His Zimmer frame became as much a weapon of defiance against ageism as it was against the unreason and lack of compassion that has all-too frequently marked a shouty minority over the past year. Only today, one Covidiot harassed chief medical officer Chris Whitty with claims that he was a “liar” about deaths from the virus.

Captain Tom fell ill with pneumonia recently and caught coronavirus last week, and thus will be classed as one more awful “excess death” in this pandemic. As it happens, we learned today that the number of such deaths in the UK has gone above 100,000, yet another grim milestone in the many different metrics so far.

An extra 104,520 people have died since March 2020, and there have been six deaths for every five people who would be expected to die in an average year. It was only last spring that Whitty and Patrick Vallance talked about “excess deaths” being the true measure of the impact of the virus, as it takes in all the indirect as well as direct fatalities. They clearly didn’t anticipate the sheer scale of that number.

Sadly, Captain Tom’s pneumonia meant he couldn’t get the vaccine that has become as much of a beacon of hope for 2021 as he was for 2020. But he would be proud of the huge success his country has had in getting nearly 10 million of his fellow pensioners jabbed.

We can assume too that he would also have been delighted by the really encouraging news on vaccines research.
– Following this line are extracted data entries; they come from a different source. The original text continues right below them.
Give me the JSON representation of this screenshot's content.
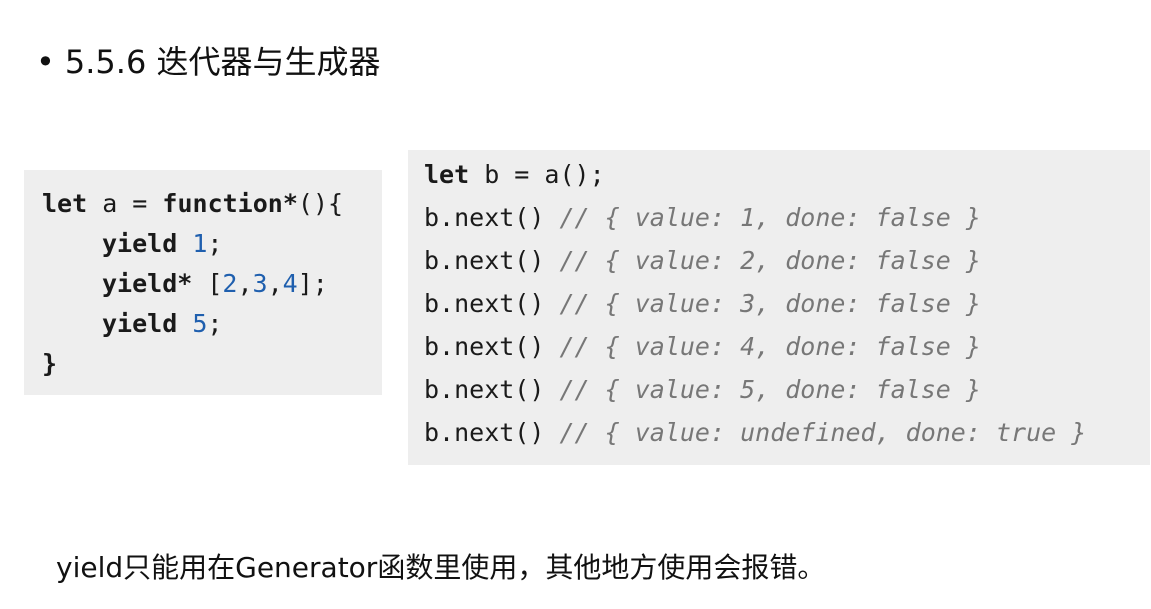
{
  "heading": {
    "bullet": "•",
    "text": "5.5.6 迭代器与生成器"
  },
  "code_left": {
    "l1_let": "let",
    "l1_rest": " a = ",
    "l1_fn": "function*",
    "l1_end": "(){",
    "l2_kw": "yield",
    "l2_num": "1",
    "l2_end": ";",
    "l3_kw": "yield*",
    "l3_open": " [",
    "l3_n1": "2",
    "l3_c1": ",",
    "l3_n2": "3",
    "l3_c2": ",",
    "l3_n3": "4",
    "l3_end": "];",
    "l4_kw": "yield",
    "l4_num": "5",
    "l4_end": ";",
    "l5": "}"
  },
  "code_right": {
    "first_kw": "let",
    "first_rest": " b = a();",
    "calls": [
      {
        "code": "b.next()",
        "comment": " // { value: 1, done: false }"
      },
      {
        "code": "b.next()",
        "comment": " // { value: 2, done: false }"
      },
      {
        "code": "b.next()",
        "comment": " // { value: 3, done: false }"
      },
      {
        "code": "b.next()",
        "comment": " // { value: 4, done: false }"
      },
      {
        "code": "b.next()",
        "comment": " // { value: 5, done: false }"
      },
      {
        "code": "b.next()",
        "comment": " // { value: undefined, done: true }"
      }
    ]
  },
  "note": "yield只能用在Generator函数里使用，其他地方使用会报错。"
}
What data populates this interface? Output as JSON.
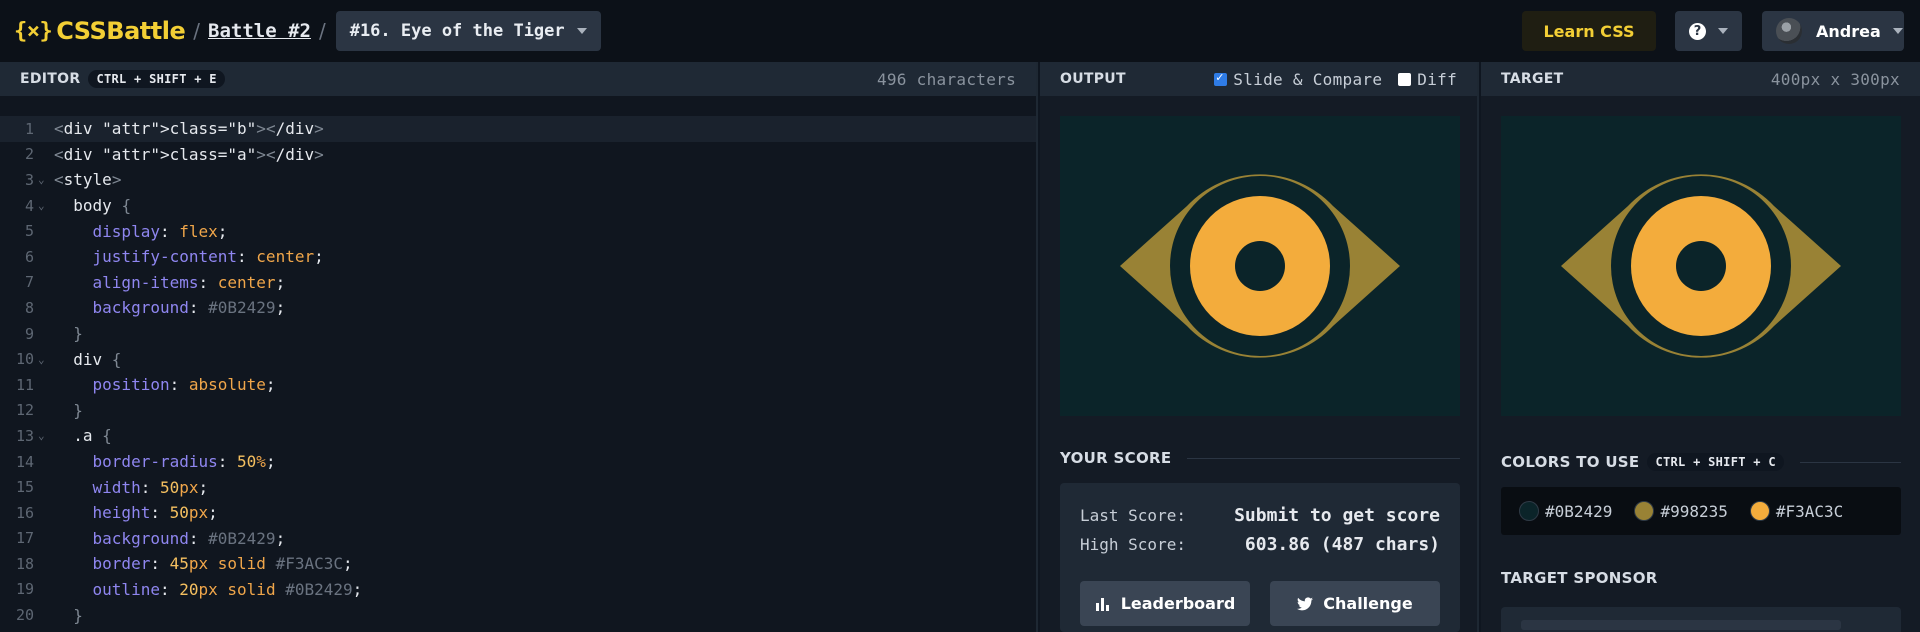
{
  "header": {
    "logo_text": "CSSBattle",
    "breadcrumb_battle": "Battle #2",
    "challenge_select": "#16. Eye of the Tiger",
    "learn_button": "Learn CSS",
    "help_icon": "question-circle-icon",
    "user_name": "Andrea"
  },
  "editor": {
    "title": "EDITOR",
    "shortcut": "CTRL + SHIFT + E",
    "char_count": "496 characters",
    "lines": [
      "<div class=\"b\"></div>",
      "<div class=\"a\"></div>",
      "<style>",
      "  body {",
      "    display: flex;",
      "    justify-content: center;",
      "    align-items: center;",
      "    background: #0B2429;",
      "  }",
      "  div {",
      "    position: absolute;",
      "  }",
      "  .a {",
      "    border-radius: 50%;",
      "    width: 50px;",
      "    height: 50px;",
      "    background: #0B2429;",
      "    border: 45px solid #F3AC3C;",
      "    outline: 20px solid #0B2429;",
      "  }"
    ]
  },
  "output": {
    "title": "OUTPUT",
    "slide_compare_label": "Slide & Compare",
    "slide_compare_checked": true,
    "diff_label": "Diff",
    "diff_checked": false
  },
  "score": {
    "title": "YOUR SCORE",
    "last_label": "Last Score:",
    "last_value": "Submit to get score",
    "high_label": "High Score:",
    "high_value": "603.86 (487 chars)",
    "leaderboard_button": "Leaderboard",
    "challenge_button": "Challenge"
  },
  "target": {
    "title": "TARGET",
    "size": "400px x 300px",
    "colors_title": "COLORS TO USE",
    "colors_shortcut": "CTRL + SHIFT + C",
    "colors": [
      "#0B2429",
      "#998235",
      "#F3AC3C"
    ],
    "sponsor_title": "TARGET SPONSOR"
  }
}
Oxford University’s new study found protection of 76% during the 12-week interval until the AstraZeneca second dose.

Perhaps most significantly of all, the study found the AstraZeneca vaccine could cut transmission of the virus by 67%. We won’t get figures on the Pfizer impact on transmission until the spring (the UK is the biggest lab test for it), but if there is anything like that impact, we can dare to believe the vaccines not only spare people from death and hospitalisation but help curb the spread of the virus too.

The first concrete evidence on transmission may well encourage Boris Johnson to ease restrictions in coming weeks. It won’t be plain sailing, of course. There remain real problems with the new variants of the virus, not least the scary finding that the Kent version is mutating into its more vaccine-resistant South African equivalent.
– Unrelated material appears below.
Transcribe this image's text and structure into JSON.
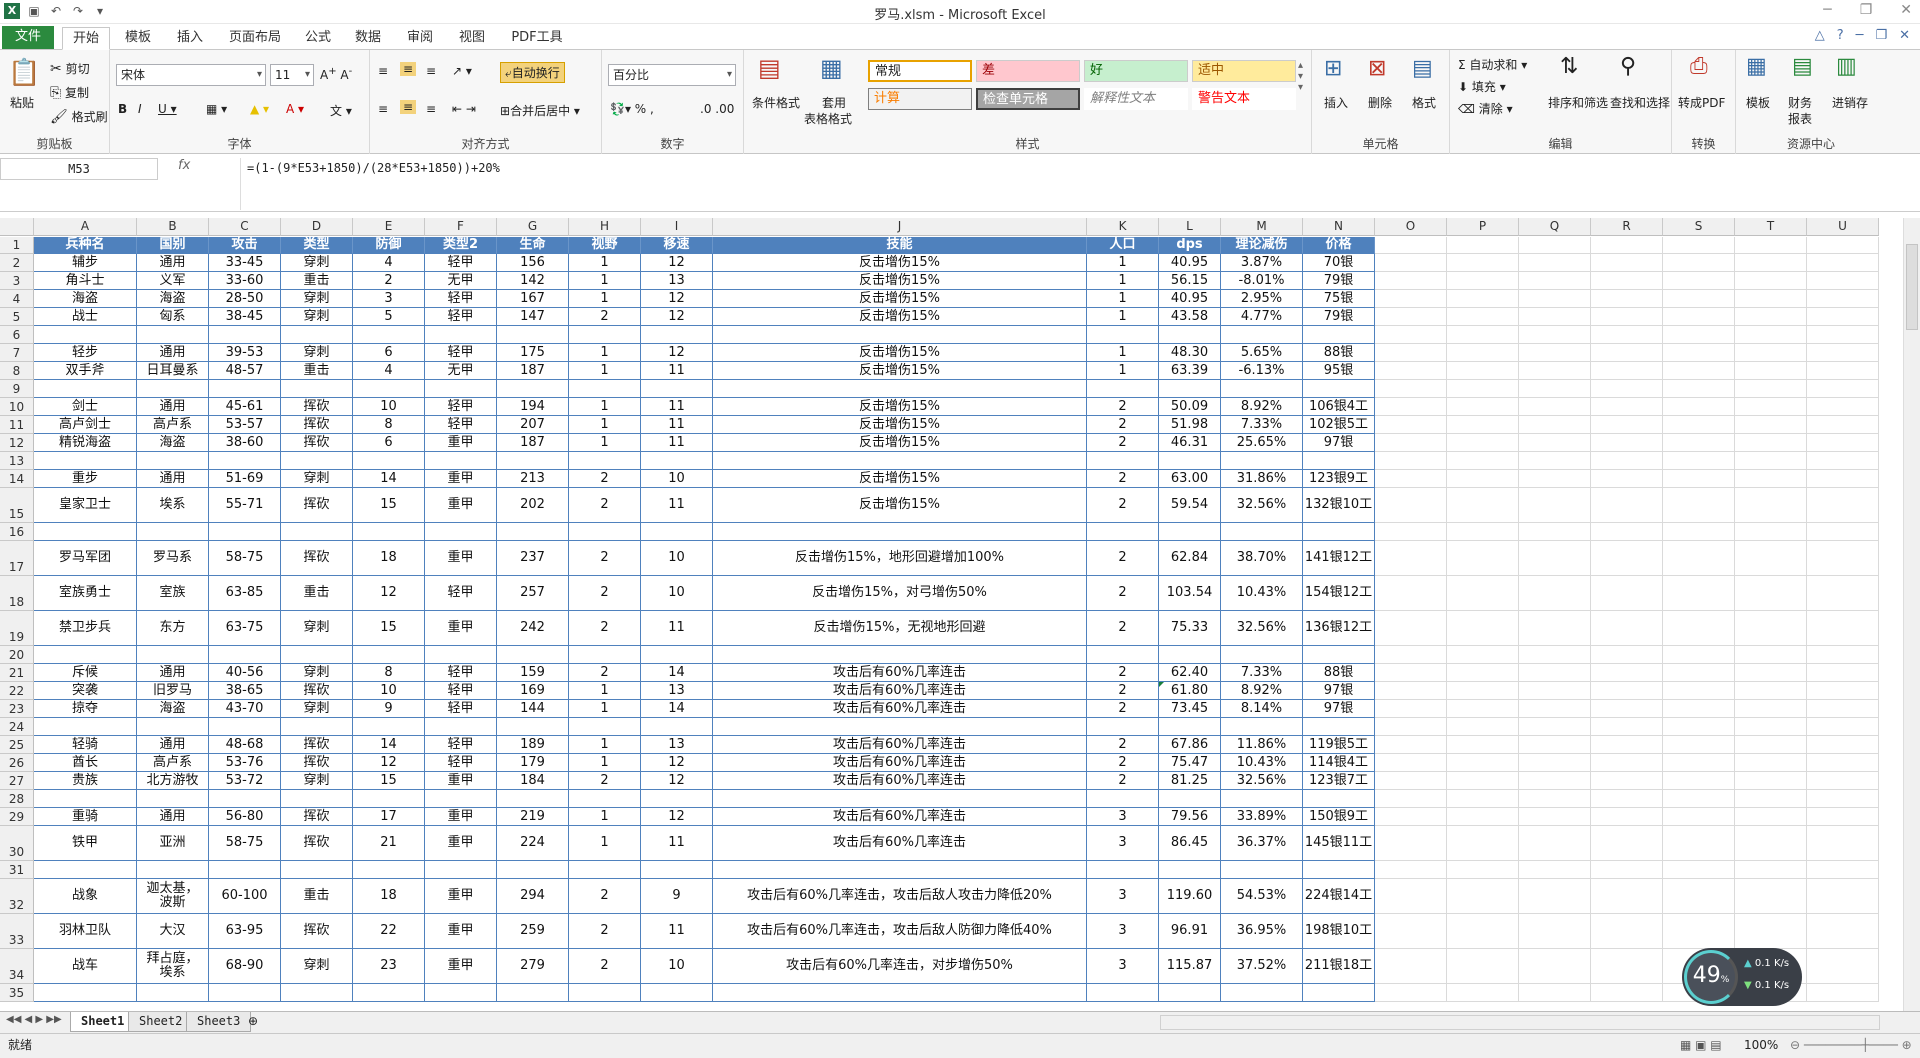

Yet as the falling death numbers finally join the drop in hospitalisations and (more dramatically) in cases, it’s clear the lockdown is working. News that more vaccines are coming on stream, and that they can finally give us another way of breaking the chain of transmission, are all such welcome developments in this dark February.

The light is slowly coming back into our lives, literally and metaphorically. It’s truly tragic that Captain Tom isn’t here to see it. But his legacy won’t just be the £32m for NHS charities that will make a real difference, week in week, out to people’s lives. His bigger gift has been to show us we really ought to all be in this together.